Maybe the fine-tuning in the Plus models bumped those up?
Geekbench is made by Primate Labs, which is a privately-held company. On the other hand, SPEC is an industry consortium of about a hundred hardware & software vendors, as well as governmental and academic institutions (according to wikipedia). What that says about either's susceptibility to undue influence is unclear. I'd be curious to know more about SPEC's development process for new benchmarks, but not to the extent that I bothered to do any digging into the subject.

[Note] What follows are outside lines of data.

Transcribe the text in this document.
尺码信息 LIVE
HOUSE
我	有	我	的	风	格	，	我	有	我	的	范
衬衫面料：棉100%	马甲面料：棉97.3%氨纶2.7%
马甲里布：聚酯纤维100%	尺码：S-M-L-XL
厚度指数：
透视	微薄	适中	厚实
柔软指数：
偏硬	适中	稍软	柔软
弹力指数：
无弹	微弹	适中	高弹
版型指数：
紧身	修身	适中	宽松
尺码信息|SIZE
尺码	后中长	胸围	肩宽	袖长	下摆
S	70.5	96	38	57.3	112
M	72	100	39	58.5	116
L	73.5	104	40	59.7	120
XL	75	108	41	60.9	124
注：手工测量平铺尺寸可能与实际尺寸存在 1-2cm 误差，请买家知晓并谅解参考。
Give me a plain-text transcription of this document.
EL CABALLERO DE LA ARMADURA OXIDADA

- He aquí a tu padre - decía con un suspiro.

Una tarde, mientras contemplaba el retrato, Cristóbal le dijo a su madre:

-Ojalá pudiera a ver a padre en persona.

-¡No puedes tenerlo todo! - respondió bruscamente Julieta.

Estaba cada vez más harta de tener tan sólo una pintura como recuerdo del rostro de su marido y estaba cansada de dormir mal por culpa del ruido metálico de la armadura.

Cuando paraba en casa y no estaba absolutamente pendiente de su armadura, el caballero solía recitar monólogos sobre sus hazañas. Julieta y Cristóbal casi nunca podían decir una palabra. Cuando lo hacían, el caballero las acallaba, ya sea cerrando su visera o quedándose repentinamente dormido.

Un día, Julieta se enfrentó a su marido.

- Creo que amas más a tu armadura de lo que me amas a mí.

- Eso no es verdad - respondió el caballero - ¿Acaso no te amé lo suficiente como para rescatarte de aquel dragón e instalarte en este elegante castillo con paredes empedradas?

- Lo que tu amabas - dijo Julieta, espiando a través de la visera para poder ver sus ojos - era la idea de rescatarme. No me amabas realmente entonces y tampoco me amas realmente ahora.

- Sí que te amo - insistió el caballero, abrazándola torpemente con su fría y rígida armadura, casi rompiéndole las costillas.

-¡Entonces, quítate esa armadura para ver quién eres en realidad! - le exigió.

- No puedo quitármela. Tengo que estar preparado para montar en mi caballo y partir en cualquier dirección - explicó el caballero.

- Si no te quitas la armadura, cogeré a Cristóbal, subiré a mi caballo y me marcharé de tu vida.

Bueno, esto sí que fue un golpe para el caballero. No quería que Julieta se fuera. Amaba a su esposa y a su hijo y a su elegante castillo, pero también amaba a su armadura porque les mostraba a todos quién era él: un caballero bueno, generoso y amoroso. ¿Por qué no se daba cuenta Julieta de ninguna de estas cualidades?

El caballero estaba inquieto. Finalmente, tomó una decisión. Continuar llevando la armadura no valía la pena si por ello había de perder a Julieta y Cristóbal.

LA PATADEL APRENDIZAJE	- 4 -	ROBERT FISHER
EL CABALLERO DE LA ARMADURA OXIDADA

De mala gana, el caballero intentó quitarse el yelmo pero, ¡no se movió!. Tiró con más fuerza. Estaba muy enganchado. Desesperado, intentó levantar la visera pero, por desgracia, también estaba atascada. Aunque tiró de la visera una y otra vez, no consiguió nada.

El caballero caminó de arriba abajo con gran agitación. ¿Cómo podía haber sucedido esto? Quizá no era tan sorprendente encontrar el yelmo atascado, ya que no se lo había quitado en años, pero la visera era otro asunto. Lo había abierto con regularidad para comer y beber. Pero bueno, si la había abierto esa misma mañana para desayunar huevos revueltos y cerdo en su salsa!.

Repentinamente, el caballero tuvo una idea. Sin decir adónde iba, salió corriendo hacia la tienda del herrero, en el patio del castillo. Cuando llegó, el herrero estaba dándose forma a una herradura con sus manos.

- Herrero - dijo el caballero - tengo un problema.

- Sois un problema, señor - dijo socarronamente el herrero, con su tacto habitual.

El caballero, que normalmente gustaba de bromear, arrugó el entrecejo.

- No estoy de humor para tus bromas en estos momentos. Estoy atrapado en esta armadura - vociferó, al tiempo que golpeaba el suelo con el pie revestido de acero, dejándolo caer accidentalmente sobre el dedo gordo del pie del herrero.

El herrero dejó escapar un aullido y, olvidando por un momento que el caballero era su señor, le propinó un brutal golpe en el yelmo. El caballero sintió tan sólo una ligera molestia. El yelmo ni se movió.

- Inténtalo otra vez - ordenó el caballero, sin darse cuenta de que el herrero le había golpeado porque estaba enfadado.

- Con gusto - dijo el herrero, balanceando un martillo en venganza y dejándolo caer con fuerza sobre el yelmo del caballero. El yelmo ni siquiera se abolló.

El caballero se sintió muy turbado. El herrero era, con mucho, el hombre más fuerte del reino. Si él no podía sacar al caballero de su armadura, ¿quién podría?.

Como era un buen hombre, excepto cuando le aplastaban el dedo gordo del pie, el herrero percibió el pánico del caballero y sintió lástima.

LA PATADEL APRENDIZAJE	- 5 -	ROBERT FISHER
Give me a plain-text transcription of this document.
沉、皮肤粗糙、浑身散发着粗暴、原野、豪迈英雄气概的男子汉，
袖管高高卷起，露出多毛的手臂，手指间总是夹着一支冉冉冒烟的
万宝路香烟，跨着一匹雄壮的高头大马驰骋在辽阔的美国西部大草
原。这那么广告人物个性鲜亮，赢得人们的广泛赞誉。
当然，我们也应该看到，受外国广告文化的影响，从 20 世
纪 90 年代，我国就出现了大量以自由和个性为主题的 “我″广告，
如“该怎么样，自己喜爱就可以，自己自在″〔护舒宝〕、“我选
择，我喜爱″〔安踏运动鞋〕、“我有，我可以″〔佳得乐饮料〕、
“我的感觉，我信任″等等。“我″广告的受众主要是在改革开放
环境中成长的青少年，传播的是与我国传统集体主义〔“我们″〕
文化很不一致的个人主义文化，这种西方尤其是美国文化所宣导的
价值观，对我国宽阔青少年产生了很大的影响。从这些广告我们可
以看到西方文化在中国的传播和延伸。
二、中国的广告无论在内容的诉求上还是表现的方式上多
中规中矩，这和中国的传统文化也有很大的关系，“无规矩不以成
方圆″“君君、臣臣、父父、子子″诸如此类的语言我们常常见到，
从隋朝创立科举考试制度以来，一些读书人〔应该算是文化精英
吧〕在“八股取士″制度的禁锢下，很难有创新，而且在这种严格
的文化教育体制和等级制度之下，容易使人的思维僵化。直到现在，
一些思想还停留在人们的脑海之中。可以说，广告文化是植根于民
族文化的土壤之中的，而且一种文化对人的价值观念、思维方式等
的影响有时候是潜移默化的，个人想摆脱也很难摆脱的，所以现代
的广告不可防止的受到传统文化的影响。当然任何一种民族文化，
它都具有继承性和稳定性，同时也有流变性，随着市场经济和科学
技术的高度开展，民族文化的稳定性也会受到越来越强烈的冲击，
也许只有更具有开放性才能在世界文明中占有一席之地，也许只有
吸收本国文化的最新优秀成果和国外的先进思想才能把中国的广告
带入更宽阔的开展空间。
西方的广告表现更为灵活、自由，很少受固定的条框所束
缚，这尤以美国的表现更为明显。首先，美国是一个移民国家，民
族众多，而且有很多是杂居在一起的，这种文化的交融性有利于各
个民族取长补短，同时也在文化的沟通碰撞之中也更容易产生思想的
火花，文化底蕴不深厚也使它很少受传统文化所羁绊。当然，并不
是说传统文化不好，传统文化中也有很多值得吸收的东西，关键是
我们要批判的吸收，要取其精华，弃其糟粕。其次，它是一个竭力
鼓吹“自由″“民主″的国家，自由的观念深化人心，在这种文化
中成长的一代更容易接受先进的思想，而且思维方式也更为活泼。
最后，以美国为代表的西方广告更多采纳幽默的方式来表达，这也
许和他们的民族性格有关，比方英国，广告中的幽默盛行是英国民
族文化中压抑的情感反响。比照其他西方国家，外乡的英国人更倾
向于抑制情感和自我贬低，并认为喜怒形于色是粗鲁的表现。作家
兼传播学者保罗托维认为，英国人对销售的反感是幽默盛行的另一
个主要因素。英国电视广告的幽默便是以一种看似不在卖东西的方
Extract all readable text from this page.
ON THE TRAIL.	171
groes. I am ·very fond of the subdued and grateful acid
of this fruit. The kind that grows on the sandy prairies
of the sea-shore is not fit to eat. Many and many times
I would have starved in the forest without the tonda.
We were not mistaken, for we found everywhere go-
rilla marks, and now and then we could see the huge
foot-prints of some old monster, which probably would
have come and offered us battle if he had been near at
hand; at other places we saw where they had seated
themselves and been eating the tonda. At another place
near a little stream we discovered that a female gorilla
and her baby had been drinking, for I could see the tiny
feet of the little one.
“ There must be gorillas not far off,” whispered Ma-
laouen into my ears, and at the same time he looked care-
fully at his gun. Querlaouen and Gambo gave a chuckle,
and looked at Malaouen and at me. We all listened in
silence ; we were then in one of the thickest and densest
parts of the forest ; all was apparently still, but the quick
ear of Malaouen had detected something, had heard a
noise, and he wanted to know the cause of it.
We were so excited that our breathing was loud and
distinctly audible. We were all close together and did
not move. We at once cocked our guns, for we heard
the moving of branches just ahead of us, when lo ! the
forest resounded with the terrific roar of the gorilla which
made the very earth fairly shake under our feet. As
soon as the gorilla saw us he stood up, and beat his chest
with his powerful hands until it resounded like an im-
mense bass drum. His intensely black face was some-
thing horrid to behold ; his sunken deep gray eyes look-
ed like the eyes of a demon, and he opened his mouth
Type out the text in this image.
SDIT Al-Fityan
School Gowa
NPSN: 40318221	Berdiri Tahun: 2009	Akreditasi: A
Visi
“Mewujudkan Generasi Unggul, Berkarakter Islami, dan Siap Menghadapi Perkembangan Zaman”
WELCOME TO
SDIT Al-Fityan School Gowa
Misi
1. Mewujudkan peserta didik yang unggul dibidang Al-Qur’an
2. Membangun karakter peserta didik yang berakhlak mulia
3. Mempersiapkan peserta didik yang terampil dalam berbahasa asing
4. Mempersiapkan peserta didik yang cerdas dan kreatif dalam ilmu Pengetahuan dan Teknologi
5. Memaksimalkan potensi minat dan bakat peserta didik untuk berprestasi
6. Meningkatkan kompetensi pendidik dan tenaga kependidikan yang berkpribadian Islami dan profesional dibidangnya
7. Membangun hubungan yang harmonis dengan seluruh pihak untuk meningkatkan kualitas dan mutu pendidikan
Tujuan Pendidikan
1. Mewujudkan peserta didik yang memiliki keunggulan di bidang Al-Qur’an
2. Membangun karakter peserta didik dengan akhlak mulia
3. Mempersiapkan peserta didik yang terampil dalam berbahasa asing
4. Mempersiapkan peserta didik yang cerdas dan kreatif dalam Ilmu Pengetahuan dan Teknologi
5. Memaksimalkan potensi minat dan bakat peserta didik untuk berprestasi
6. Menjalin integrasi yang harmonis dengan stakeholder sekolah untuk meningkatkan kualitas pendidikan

One interesting difference is that Geekbench typically tries to approximate a given application using what they consider to be some representative stand-in. In contrast, SPEC seems to use open source packages as more direct representations of certain workloads.
Regarding the die-to-die traffic on the 285K, that's just measuring the average rate from a single thread and the highest measured by this article seems to be 13.23 GB/s by Photo Filter. The article mentions SPEC2017's fotonik3d using more, but I couldn't find where that was measured on the 285K. When run on Core Ultra 7 155H (Meteor Lake) P-core, this article seemed to measure it at 28 GB/s: https://chipsandcheese.com/p/running-spec-cpu2017-at-chips-and-cheese
I would further add that it'd be pretty boring if most or all of these benchmarks were so memory-bound that they could drive such high die-to-die utilization, as that would probably mean rather low IPC and little stress on most of the cores' internal resources. Indeed, Redwood Cove manages only 0.87 IPC on fotonik3d! Not to mention that multi-thread scaling of such workloads would probably be quite poor.
I don't think it's worth thinking of undue influence, versus evaluating how good the suites are.
I don't want every test to be memory bound. But I think there's a blind spot in both of these suites (SPEC CPU2017, GB6) in memory bound, latency sensitive workloads like games.